Long Term Trends and Business Cycles

Long Term Trends and Business Cycles
Author: Terence C. Mills
Publsiher: Edward Elgar Publishing
Total Pages: 0
Release: 2002
Genre: Business cycles
ISBN: 1840647868

Download Long Term Trends and Business Cycles Book in PDF, Epub and Kindle

This two-volume reference for students, researchers, and lecturers in economics presents a selection of the most important articles in the field published between 1923 and 1999. The 31 articles in Volume I cover topics related to business cycles including first attempts at measuring, traditional theories, sceptic views and early empirical methods, measurement without theory debate, interactions between trends and cycles, modern theories, and nonlinear and duration models. The 23 contributions in Volume II discuss dating business cycle turning points, modelling trends and cycles in economic time series, detrending economic time series, and historical examinations of trends and cycles. There is no subject index. Annotation copyrighted by Book News, Inc., Portland, OR

Analysis of Economic Time Series

Analysis of Economic Time Series
Author: Marc Nerlove,David M. Grether,José L. Carvalho
Publsiher: Academic Press
Total Pages: 488
Release: 2014-05-10
Genre: Business & Economics
ISBN: 9781483218885

Download Analysis of Economic Time Series Book in PDF, Epub and Kindle

Analysis of Economic Time Series: A Synthesis integrates several topics in economic time-series analysis, including the formulation and estimation of distributed-lag models of dynamic economic behavior; the application of spectral analysis in the study of the behavior of economic time series; and unobserved-components models for economic time series and the closely related problem of seasonal adjustment. Comprised of 14 chapters, this volume begins with a historical background on the use of unobserved components in the analysis of economic time series, followed by an Introduction to the theory of stationary time series. Subsequent chapters focus on the spectral representation and its estimation; formulation of distributed-lag models; elements of the theory of prediction and extraction; and formulation of unobserved-components models and canonical forms. Seasonal adjustment techniques and multivariate mixed moving-average autoregressive time-series models are also considered. Finally, a time-series model of the U.S. cattle industry is presented. This monograph will be of value to mathematicians, economists, and those interested in economic theory, econometrics, and mathematical economics.

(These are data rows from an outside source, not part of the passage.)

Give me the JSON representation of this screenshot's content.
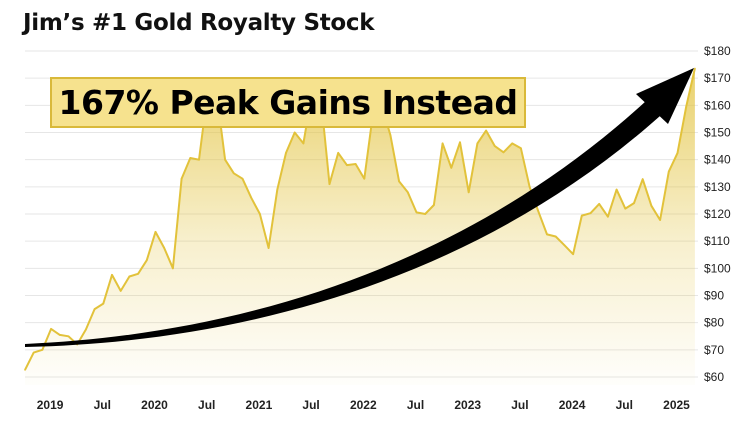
{
  "chart_data": {
    "type": "area",
    "title": "Jim’s #1 Gold Royalty Stock",
    "annotation": "167% Peak Gains Instead",
    "xlabel": "",
    "ylabel": "",
    "ylim": [
      60,
      180
    ],
    "y_ticks": [
      "$60",
      "$70",
      "$80",
      "$90",
      "$100",
      "$110",
      "$120",
      "$130",
      "$140",
      "$150",
      "$160",
      "$170",
      "$180"
    ],
    "x_ticks": [
      {
        "label": "2019",
        "date": "2019-01"
      },
      {
        "label": "Jul",
        "date": "2019-07"
      },
      {
        "label": "2020",
        "date": "2020-01"
      },
      {
        "label": "Jul",
        "date": "2020-07"
      },
      {
        "label": "2021",
        "date": "2021-01"
      },
      {
        "label": "Jul",
        "date": "2021-07"
      },
      {
        "label": "2022",
        "date": "2022-01"
      },
      {
        "label": "Jul",
        "date": "2022-07"
      },
      {
        "label": "2023",
        "date": "2023-01"
      },
      {
        "label": "Jul",
        "date": "2023-07"
      },
      {
        "label": "2024",
        "date": "2024-01"
      },
      {
        "label": "Jul",
        "date": "2024-07"
      },
      {
        "label": "2025",
        "date": "2025-01"
      }
    ],
    "y_axis_position": "right",
    "grid": true,
    "start_date": "2018-10",
    "values": [
      62.6,
      69,
      70,
      77.7,
      75.5,
      75,
      72,
      77.5,
      85,
      87,
      97.6,
      91.7,
      97,
      98,
      103,
      113.4,
      107.5,
      100,
      133,
      140.6,
      140,
      165,
      165,
      140,
      135,
      133,
      126,
      120,
      107.5,
      129,
      142.5,
      150,
      146,
      165,
      163,
      131,
      142.5,
      138,
      138.4,
      133,
      157,
      160,
      149,
      132,
      128,
      120.6,
      120,
      123.3,
      146,
      137,
      146.4,
      128,
      146,
      150.7,
      145,
      142.7,
      146,
      144.2,
      130,
      121,
      112.5,
      111.7,
      108.5,
      105.2,
      119.4,
      120.3,
      123.7,
      119,
      129,
      122,
      124,
      132.8,
      123,
      117.8,
      135.6,
      142.4,
      159.5,
      173.6
    ],
    "colors": {
      "line": "#e2c23b",
      "fill": "#e2c23b",
      "arrow": "#000000",
      "callout_bg": "#f6e28e",
      "callout_border": "#d9b93a",
      "grid": "#e6e6e6"
    }
  }
}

Periodicity Stochastic Trends in Economic Time Series

Periodicity   Stochastic Trends in Economic Time Series
Author: Philip Hans Franses
Publsiher: Unknown
Total Pages: 0
Release: 2023
Genre: Cycles
ISBN: 1383033145

Download Periodicity Stochastic Trends in Economic Time Series Book in PDF, Epub and Kindle

This text provides a self-contained account of periodic models for seasonally observed economic time series with stochastic trends. The analysis considers econometric theory, Monte Carlo simulation and forecasting, and it is illuminated with empirical time series.